Due to the GAP between the image classification and object detection:

Image Classification	Object Detection
higher spatial resolution -> higher receptive field -> more beneficial to the visual classification	higher spatial resolution -> compromises the large objects location -> fail to small objects recognision

However: high resolution feature maps bring more challenges to build a deep neural network due to the computational and memory cost.

To keep the efficiency of our DetNet, they employ a low complexity dilated bottleneck structure.

Motivation 2

Recent two-stage object detectors RELY ON a backbone network which is pretrained on the ImageNet classification dataset. As

The design principles for the image classification is not good for the localization task (spatially localize the bounding-boxes)

Because: the spatial resolution of the feature maps is gradually decreased for the standard networks like VGG16 Reading Note and Resnet Reading Note.

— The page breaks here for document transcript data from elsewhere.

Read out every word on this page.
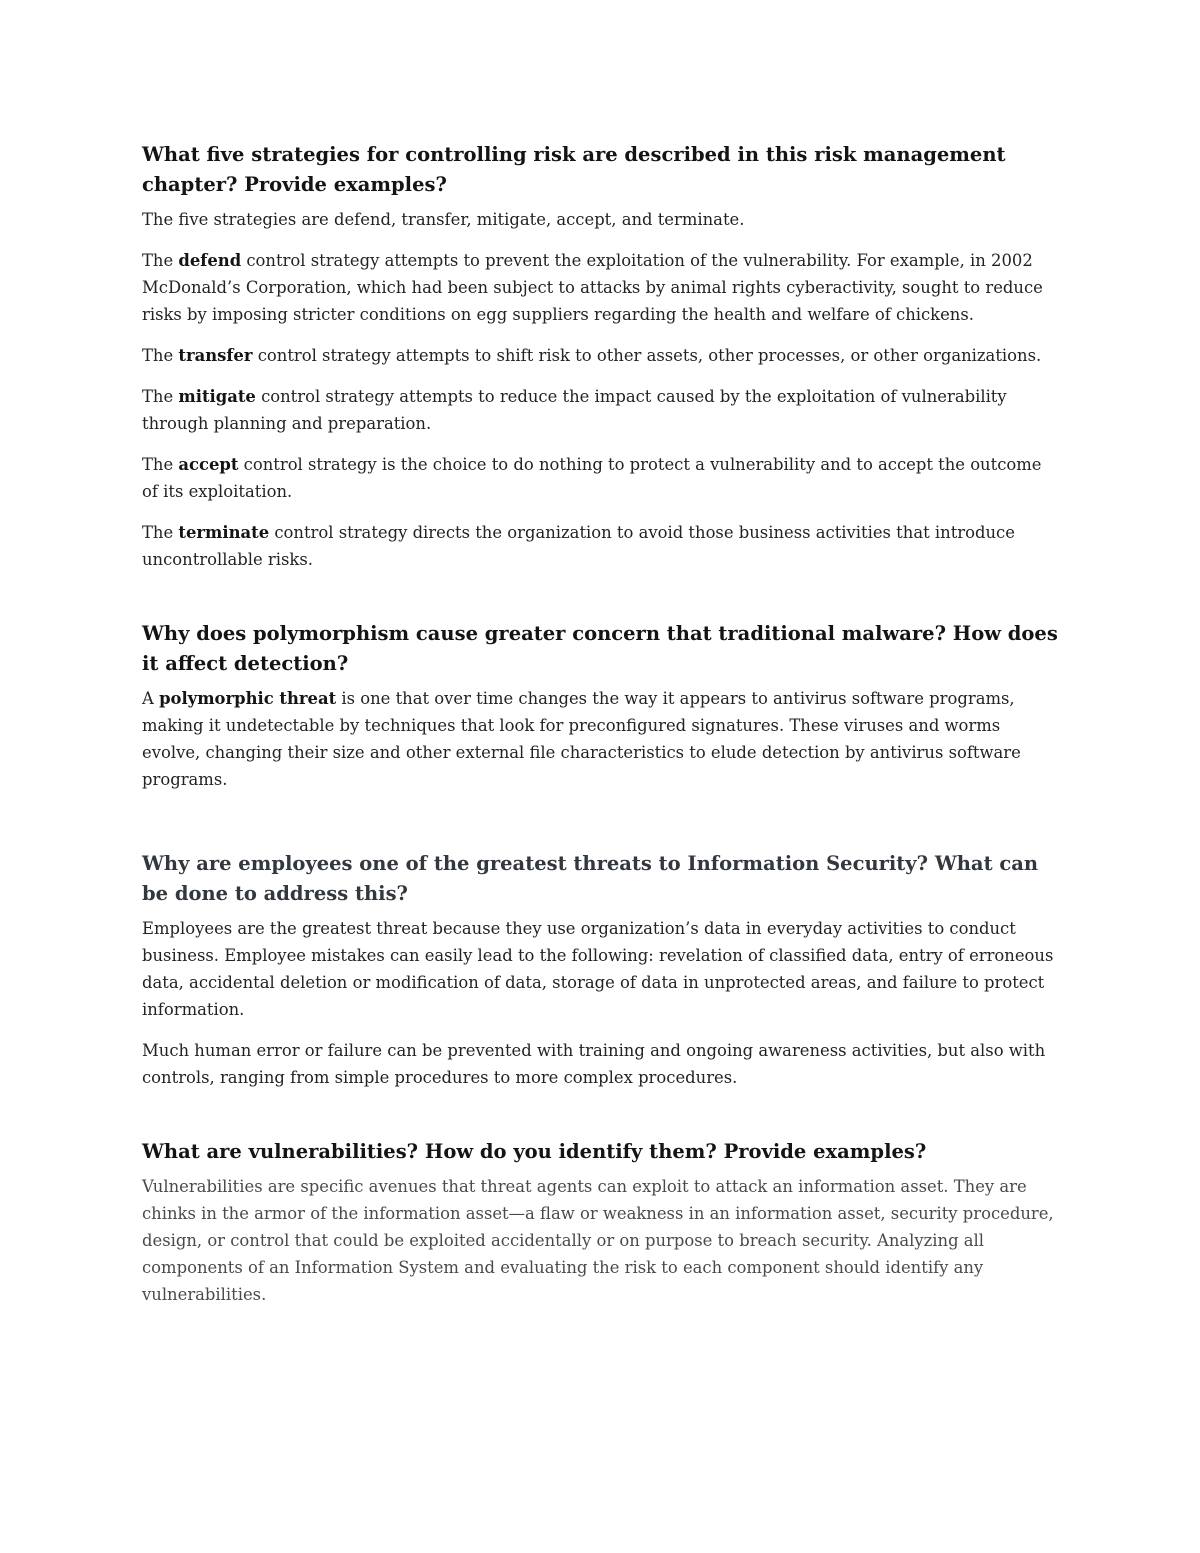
What five strategies for controlling risk are described in this risk management chapter? Provide examples?
The five strategies are defend, transfer, mitigate, accept, and terminate.
The defend control strategy attempts to prevent the exploitation of the vulnerability. For example, in 2002 McDonald’s Corporation, which had been subject to attacks by animal rights cyberactivity, sought to reduce risks by imposing stricter conditions on egg suppliers regarding the health and welfare of chickens.
The transfer control strategy attempts to shift risk to other assets, other processes, or other organizations.
The mitigate control strategy attempts to reduce the impact caused by the exploitation of vulnerability through planning and preparation.
The accept control strategy is the choice to do nothing to protect a vulnerability and to accept the outcome of its exploitation.
The terminate control strategy directs the organization to avoid those business activities that introduce uncontrollable risks.
Why does polymorphism cause greater concern that traditional malware? How does it affect detection?
A polymorphic threat is one that over time changes the way it appears to antivirus software programs, making it undetectable by techniques that look for preconfigured signatures. These viruses and worms evolve, changing their size and other external file characteristics to elude detection by antivirus software programs.
Why are employees one of the greatest threats to Information Security? What can be done to address this?
Employees are the greatest threat because they use organization’s data in everyday activities to conduct business. Employee mistakes can easily lead to the following: revelation of classified data, entry of erroneous data, accidental deletion or modification of data, storage of data in unprotected areas, and failure to protect information.
Much human error or failure can be prevented with training and ongoing awareness activities, but also with controls, ranging from simple procedures to more complex procedures.
What are vulnerabilities? How do you identify them? Provide examples?
Vulnerabilities are specific avenues that threat agents can exploit to attack an information asset. They are chinks in the armor of the information asset—a flaw or weakness in an information asset, security procedure, design, or control that could be exploited accidentally or on purpose to breach security. Analyzing all components of an Information System and evaluating the risk to each component should identify any vulnerabilities.
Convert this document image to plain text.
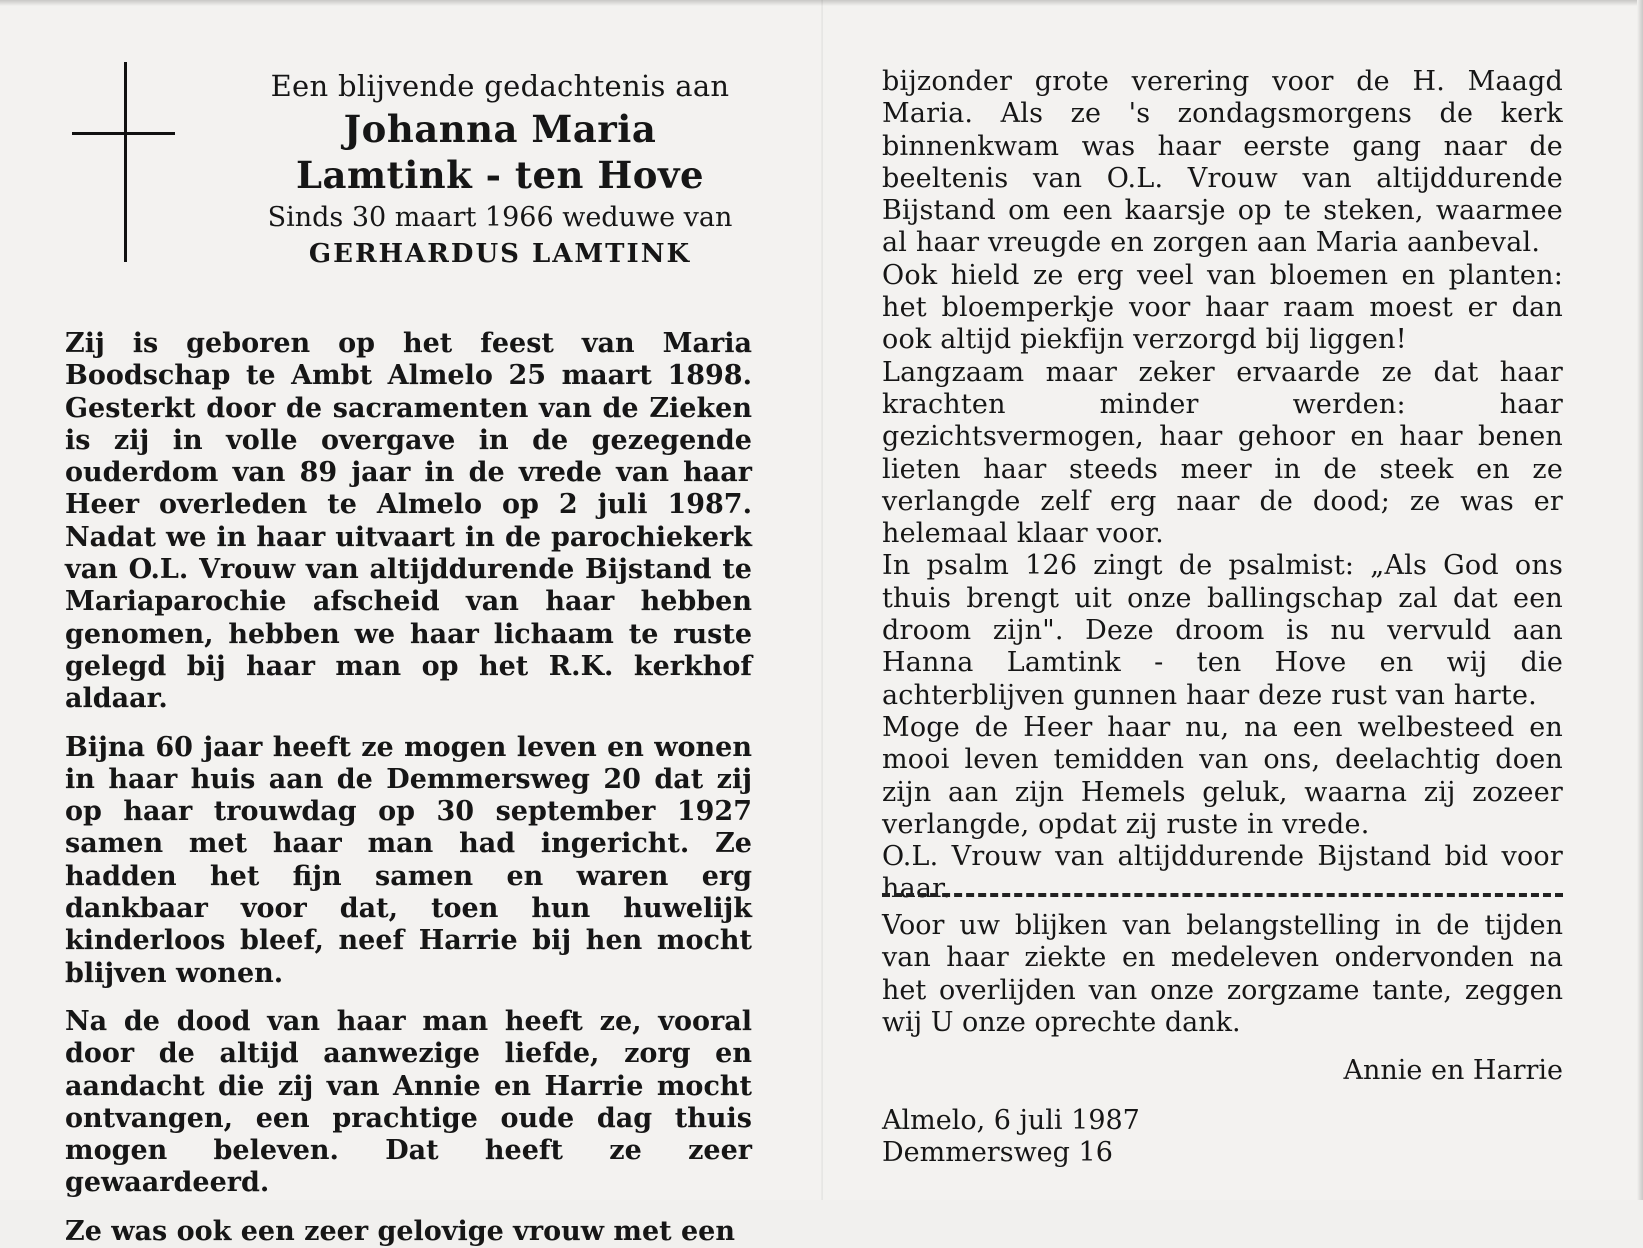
Een blijvende gedachtenis aan
Johanna Maria
Lamtink - ten Hove
Sinds 30 maart 1966 weduwe van
GERHARDUS LAMTINK

Zij is geboren op het feest van Maria Boodschap te Ambt Almelo 25 maart 1898. Gesterkt door de sacramenten van de Zieken is zij in volle overgave in de gezegende ouderdom van 89 jaar in de vrede van haar Heer overleden te Almelo op 2 juli 1987. Nadat we in haar uitvaart in de parochiekerk van O.L. Vrouw van altijddurende Bijstand te Mariaparochie afscheid van haar hebben genomen, hebben we haar lichaam te ruste gelegd bij haar man op het R.K. kerkhof aldaar.

Bijna 60 jaar heeft ze mogen leven en wonen in haar huis aan de Demmersweg 20 dat zij op haar trouwdag op 30 september 1927 samen met haar man had ingericht. Ze hadden het fijn samen en waren erg dankbaar voor dat, toen hun huwelijk kinderloos bleef, neef Harrie bij hen mocht blijven wonen.

Na de dood van haar man heeft ze, vooral door de altijd aanwezige liefde, zorg en aandacht die zij van Annie en Harrie mocht ontvangen, een prachtige oude dag thuis mogen beleven. Dat heeft ze zeer gewaardeerd.

Ze was ook een zeer gelovige vrouw met een

bijzonder grote verering voor de H. Maagd Maria. Als ze 's zondagsmorgens de kerk binnenkwam was haar eerste gang naar de beeltenis van O.L. Vrouw van altijddurende Bijstand om een kaarsje op te steken, waarmee al haar vreugde en zorgen aan Maria aanbeval.

Ook hield ze erg veel van bloemen en planten: het bloemperkje voor haar raam moest er dan ook altijd piekfijn verzorgd bij liggen!

Langzaam maar zeker ervaarde ze dat haar krachten minder werden: haar gezichtsvermogen, haar gehoor en haar benen lieten haar steeds meer in de steek en ze verlangde zelf erg naar de dood; ze was er helemaal klaar voor.

In psalm 126 zingt de psalmist: „Als God ons thuis brengt uit onze ballingschap zal dat een droom zijn". Deze droom is nu vervuld aan Hanna Lamtink - ten Hove en wij die achterblijven gunnen haar deze rust van harte.

Moge de Heer haar nu, na een welbesteed en mooi leven temidden van ons, deelachtig doen zijn aan zijn Hemels geluk, waarna zij zozeer verlangde, opdat zij ruste in vrede.

O.L. Vrouw van altijddurende Bijstand bid voor haar.

Voor uw blijken van belangstelling in de tijden van haar ziekte en medeleven ondervonden na het overlijden van onze zorgzame tante, zeggen wij U onze oprechte dank.

Annie en Harrie
Almelo, 6 juli 1987
Demmersweg 16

Feature Pyramid Network (FPN) Reading Note and dilation are applied to these networks to maintain the spatial resolution.

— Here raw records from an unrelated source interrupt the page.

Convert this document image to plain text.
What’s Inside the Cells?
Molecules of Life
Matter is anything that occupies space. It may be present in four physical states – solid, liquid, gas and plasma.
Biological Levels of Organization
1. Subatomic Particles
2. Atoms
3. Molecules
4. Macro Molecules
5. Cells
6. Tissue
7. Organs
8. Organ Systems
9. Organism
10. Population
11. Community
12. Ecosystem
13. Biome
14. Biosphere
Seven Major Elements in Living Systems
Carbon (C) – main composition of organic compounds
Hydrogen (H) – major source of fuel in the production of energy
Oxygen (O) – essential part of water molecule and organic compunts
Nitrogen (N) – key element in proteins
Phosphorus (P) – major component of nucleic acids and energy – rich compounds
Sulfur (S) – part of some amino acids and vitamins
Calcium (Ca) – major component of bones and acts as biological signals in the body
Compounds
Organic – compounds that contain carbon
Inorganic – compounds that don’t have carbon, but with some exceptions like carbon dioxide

However: still exists the following three problems when trained with these backbone networks.

1. The number of network stages is different

typical classification network involves 5 stages, with each stage down-sampling feature maps by pooling 2x or stride 2 convolution. Thus the output feature map spatial size is “32x” sub-sampled.

2. Weak visibility of large objects

The feature map with strong semantic information has strides of 32 respect to input image, which brings large valid receptive field and leads the success of ImageNet classification task.

However, large stride is harmful for the object localization. In Feature Pyramid Networks, large object is generated and predicted within deeper layers, the boundary of these object may be too blurry to get an accurate regression. This case is even worse when more stages are involved into classification network, since more down-sampling brings more strides to object.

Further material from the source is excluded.